Die Familie stellte in Deutschland mehrere Asylanträge. Alle wurden vom Bundesamt für Migration und Flüchtlinge als "offensichtlich unbegründet" abgelehnt. "Mein Name stand auf einer Liste. Wäre ich zu der Zeit nach Syrien eingereist, wäre ich festgenommen worden", sagt der Familienvater. Trotz der abgelehnten Anträge konnte die Familie in Deutschland bleiben, weil sie keine Ausweispapiere besaß und daher nicht abgeschoben werden konnte. Erst voriges Jahr gelang es der Familie, entsprechende Dokumente bei der libanesischen Botschaft zu beschaffen.
Inzwischen hat sich die Familie in Deutschland integriert. So gut sogar, dass die Härtefallkommission im vorigen Jahr den drei älteren Kinder der Familie - zwei Söhne sind 22 und 24 Jahre, eine Tochter 18 Jahre alt - ein Bleiberecht bewilligt hat. Die beiden Söhne haben in Deutschland Abitur gemacht und studieren hier. Die Tochter besucht derzeit den Abiturjahrgang der Bismarckschule. Ihnen soll jetzt zugemutet werden, künftig ohne Eltern und ohne ihre kleinen Geschwister zu leben.
Einen Antrag, auch für die übrigen fünf Familienmitglieder ein dauerhaftes Bleiberecht zu gewähren, lehnte die Härtefallkommission ab. Abdul Kader Chafi kann das nicht verstehen. Er arbeitet inzwischen als Buchbinder, nachdem er vor einem Jahr eine Arbeitserlaubnis erhielt. Zuvor war sieben Jahre lang ehrenamtlich für die "Frischlinge" tätig, um etwas zu tun zu haben. Seine Firma wolle ihn unbefristet einstellen, sagt Chafi weiter. Seine Frau besuche weiterhin einen eigenfinanzierten Sprachkursus und stehe kurz vor der Zertifikatsprüfung Deutsch. Zudem leide seine zwölfjährige Tochter an Epilepsie, ihre erfolgreiche Behandlung könne im Libanon nicht fortgesetzt werden. "Dort gibt es keine Krankenversicherung. Ohne Einkommen wird es unmöglich sein, die Medikamente zu bekommen, um sie behandeln zu können", sagt Abdul Chafi.
Ludger Fischer vom Diakonieverein Migration unterstützt die Familie und hat jetzt einen auf Ausländerrecht spezialisierten Anwalt eingeschaltet. "Wir werden einen neuen Antrag stellen, damit die Chafis bleiben können." Er findet es "völlig inhuman, eine Familie auseinander zu reißen". Fischer argumentiert, dass sich die Situation im Bürgerkriegsland Libanon im vergangenen Jahr wieder erheblich verschlimmert habe. Zudem sei das Ausmaß der Erkrankung der zwölfjährigen Tochter erst seit Sommer bekannt. Beide Faktoren müssten bei einer erneuten Entscheidung miteinbezogen werden.

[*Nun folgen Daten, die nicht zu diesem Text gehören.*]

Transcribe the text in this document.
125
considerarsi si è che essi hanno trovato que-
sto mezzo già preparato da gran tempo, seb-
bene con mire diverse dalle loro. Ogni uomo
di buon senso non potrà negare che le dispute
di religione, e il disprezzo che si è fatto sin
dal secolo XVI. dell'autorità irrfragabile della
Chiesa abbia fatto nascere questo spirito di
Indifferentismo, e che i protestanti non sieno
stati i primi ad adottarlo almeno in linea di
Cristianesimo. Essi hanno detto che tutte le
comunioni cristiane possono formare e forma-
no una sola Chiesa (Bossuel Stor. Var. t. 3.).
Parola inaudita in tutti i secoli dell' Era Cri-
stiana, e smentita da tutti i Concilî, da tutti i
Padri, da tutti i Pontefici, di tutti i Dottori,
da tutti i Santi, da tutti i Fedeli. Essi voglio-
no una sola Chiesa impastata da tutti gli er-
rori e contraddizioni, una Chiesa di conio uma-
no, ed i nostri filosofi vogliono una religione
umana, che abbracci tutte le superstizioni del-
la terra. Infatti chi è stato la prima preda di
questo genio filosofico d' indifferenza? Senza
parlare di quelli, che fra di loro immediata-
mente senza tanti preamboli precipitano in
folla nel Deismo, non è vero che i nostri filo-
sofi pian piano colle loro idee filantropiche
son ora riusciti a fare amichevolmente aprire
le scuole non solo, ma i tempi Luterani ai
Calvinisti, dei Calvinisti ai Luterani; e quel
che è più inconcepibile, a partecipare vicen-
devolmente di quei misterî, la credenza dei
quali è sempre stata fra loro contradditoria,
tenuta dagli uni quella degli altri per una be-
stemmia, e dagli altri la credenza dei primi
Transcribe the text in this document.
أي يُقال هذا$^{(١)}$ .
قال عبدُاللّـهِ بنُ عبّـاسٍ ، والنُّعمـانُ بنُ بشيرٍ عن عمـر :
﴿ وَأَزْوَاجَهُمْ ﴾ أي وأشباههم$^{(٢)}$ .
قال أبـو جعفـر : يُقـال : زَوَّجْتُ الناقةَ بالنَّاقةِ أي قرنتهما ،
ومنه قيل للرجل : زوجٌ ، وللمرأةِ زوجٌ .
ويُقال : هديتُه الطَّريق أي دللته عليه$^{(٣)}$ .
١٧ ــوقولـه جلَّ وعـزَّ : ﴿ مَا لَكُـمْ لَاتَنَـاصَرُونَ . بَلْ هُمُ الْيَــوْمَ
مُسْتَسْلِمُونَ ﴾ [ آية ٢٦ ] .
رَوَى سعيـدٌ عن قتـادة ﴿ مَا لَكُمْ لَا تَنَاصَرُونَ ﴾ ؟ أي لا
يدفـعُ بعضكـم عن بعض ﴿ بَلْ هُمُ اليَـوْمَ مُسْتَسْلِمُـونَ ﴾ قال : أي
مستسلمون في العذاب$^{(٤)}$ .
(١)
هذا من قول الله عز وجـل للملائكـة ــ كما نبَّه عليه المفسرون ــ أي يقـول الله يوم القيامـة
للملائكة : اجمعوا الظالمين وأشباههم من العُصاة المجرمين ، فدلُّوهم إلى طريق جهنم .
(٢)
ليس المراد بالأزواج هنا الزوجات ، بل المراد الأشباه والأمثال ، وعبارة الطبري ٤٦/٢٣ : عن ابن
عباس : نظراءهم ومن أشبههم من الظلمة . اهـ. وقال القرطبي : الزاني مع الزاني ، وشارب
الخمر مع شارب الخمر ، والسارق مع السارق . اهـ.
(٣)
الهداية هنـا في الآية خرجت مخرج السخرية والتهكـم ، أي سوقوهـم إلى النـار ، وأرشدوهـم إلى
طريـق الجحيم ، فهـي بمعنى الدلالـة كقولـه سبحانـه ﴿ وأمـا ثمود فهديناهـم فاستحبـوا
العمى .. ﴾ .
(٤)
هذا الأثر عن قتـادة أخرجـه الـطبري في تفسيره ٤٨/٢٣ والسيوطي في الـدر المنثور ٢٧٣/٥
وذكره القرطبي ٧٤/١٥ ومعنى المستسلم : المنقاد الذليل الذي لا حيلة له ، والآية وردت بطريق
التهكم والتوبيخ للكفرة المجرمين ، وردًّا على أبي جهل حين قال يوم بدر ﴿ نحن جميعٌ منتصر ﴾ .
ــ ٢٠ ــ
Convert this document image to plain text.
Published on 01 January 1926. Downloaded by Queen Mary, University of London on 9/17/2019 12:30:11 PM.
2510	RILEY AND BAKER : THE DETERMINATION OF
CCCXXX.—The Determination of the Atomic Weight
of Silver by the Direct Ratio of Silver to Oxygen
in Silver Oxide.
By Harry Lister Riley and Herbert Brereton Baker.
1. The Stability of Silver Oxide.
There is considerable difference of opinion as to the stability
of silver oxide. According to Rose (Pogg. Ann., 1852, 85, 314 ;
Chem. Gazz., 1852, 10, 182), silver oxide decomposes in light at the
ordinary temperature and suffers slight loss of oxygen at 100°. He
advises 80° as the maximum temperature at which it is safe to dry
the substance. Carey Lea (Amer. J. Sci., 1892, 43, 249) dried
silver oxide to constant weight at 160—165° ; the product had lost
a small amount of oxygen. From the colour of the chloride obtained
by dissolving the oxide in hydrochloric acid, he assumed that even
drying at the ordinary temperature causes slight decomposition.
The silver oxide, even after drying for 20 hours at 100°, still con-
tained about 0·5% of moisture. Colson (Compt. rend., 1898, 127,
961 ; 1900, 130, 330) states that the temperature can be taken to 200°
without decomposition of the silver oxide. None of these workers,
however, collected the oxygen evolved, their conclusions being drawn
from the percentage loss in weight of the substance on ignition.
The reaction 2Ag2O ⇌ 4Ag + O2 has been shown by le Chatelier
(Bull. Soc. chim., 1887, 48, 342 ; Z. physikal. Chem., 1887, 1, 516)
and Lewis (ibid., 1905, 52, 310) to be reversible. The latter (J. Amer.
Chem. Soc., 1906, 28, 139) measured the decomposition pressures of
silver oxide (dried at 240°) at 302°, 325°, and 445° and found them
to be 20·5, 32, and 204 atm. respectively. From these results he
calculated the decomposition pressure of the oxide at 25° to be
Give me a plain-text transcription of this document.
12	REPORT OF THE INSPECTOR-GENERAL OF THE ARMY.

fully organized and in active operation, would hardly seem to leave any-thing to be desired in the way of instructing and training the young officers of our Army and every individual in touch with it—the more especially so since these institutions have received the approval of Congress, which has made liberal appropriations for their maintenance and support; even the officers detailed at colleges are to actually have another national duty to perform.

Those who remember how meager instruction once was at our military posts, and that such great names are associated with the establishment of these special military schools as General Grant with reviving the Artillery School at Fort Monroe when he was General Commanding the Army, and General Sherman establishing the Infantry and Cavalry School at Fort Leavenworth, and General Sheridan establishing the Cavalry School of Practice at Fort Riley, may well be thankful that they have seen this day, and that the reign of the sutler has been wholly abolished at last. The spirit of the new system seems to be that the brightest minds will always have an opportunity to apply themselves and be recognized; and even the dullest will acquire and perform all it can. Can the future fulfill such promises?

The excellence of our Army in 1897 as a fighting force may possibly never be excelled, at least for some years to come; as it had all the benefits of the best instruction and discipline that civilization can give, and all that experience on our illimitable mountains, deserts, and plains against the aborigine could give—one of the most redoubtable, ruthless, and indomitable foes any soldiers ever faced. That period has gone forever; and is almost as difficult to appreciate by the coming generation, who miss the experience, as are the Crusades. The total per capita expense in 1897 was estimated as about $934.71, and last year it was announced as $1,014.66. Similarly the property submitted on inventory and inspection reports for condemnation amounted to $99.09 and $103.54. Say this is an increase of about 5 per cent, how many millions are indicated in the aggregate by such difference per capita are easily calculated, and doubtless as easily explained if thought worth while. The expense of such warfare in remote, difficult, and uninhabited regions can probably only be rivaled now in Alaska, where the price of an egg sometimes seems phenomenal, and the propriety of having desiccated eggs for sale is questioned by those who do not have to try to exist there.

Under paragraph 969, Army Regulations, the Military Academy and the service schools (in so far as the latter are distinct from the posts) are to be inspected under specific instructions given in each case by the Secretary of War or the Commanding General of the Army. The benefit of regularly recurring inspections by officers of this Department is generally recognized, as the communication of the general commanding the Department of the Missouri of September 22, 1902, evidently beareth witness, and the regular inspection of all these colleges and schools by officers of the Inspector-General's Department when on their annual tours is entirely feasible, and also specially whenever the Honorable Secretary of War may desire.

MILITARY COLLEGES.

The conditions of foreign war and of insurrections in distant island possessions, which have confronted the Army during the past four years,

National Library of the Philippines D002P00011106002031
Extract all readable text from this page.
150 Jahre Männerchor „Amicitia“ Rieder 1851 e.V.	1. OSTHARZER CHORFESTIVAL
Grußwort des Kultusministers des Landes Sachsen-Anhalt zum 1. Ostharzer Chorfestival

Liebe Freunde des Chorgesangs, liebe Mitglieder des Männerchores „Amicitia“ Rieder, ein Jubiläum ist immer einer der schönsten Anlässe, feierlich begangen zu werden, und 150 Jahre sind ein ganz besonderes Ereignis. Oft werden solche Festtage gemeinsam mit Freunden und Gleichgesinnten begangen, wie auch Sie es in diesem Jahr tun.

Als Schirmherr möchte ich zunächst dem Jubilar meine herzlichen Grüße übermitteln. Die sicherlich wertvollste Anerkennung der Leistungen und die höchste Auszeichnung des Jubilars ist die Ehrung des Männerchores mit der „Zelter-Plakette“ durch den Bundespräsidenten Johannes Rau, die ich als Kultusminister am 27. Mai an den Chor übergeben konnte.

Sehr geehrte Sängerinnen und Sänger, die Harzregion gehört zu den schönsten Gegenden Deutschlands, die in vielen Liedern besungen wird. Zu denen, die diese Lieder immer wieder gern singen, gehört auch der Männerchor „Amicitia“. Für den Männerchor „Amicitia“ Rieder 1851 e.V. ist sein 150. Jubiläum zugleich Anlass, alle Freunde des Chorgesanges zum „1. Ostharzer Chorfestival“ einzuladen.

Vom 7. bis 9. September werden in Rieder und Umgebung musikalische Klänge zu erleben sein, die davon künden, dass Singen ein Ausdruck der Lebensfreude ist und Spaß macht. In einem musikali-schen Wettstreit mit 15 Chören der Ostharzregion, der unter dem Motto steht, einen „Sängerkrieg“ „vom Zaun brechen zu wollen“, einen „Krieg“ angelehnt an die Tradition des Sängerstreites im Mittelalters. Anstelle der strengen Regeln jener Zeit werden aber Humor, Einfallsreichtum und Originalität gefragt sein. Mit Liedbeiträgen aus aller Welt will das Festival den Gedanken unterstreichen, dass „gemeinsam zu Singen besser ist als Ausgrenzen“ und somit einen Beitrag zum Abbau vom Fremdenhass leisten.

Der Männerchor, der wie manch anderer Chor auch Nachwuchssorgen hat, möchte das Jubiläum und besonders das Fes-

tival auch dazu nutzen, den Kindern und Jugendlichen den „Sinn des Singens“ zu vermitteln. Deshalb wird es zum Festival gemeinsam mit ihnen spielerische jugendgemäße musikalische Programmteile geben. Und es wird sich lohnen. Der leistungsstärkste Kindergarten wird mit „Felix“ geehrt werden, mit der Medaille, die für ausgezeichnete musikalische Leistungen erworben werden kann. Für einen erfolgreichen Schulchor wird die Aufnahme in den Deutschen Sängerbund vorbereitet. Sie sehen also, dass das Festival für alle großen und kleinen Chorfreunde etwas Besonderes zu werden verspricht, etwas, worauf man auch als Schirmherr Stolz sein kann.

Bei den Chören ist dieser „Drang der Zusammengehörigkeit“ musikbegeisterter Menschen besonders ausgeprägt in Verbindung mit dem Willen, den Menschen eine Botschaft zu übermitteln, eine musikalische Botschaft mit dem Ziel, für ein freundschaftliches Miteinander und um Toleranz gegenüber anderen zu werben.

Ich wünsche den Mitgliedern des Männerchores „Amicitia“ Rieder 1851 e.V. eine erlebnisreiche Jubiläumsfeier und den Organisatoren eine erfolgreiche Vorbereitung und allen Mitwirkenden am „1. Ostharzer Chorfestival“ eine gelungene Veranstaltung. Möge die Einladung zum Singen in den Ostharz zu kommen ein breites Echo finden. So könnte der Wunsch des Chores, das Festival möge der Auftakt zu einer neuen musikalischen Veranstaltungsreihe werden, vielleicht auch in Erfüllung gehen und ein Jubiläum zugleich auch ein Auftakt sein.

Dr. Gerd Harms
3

Der Fall Chafi hat inzwischen die politische Ebene erreicht. Politiker mehrerer Parteien haben für die Familie Partei ergriffen. Elmshorns Bürgermeisterin Brigitte Fronzek hat sogar Innenminister Andreas Breitner eingeschaltet.
Das Bundesamt für Migration argumentiert, die Familie habe es jahrelang unterlassen, sich um Pässe zu bemühen und sich so den Aufenthalt in Deutschland gesichert. Daher könne die Familie nicht mit der vorbildlichen Integration in diesem Land argumentieren.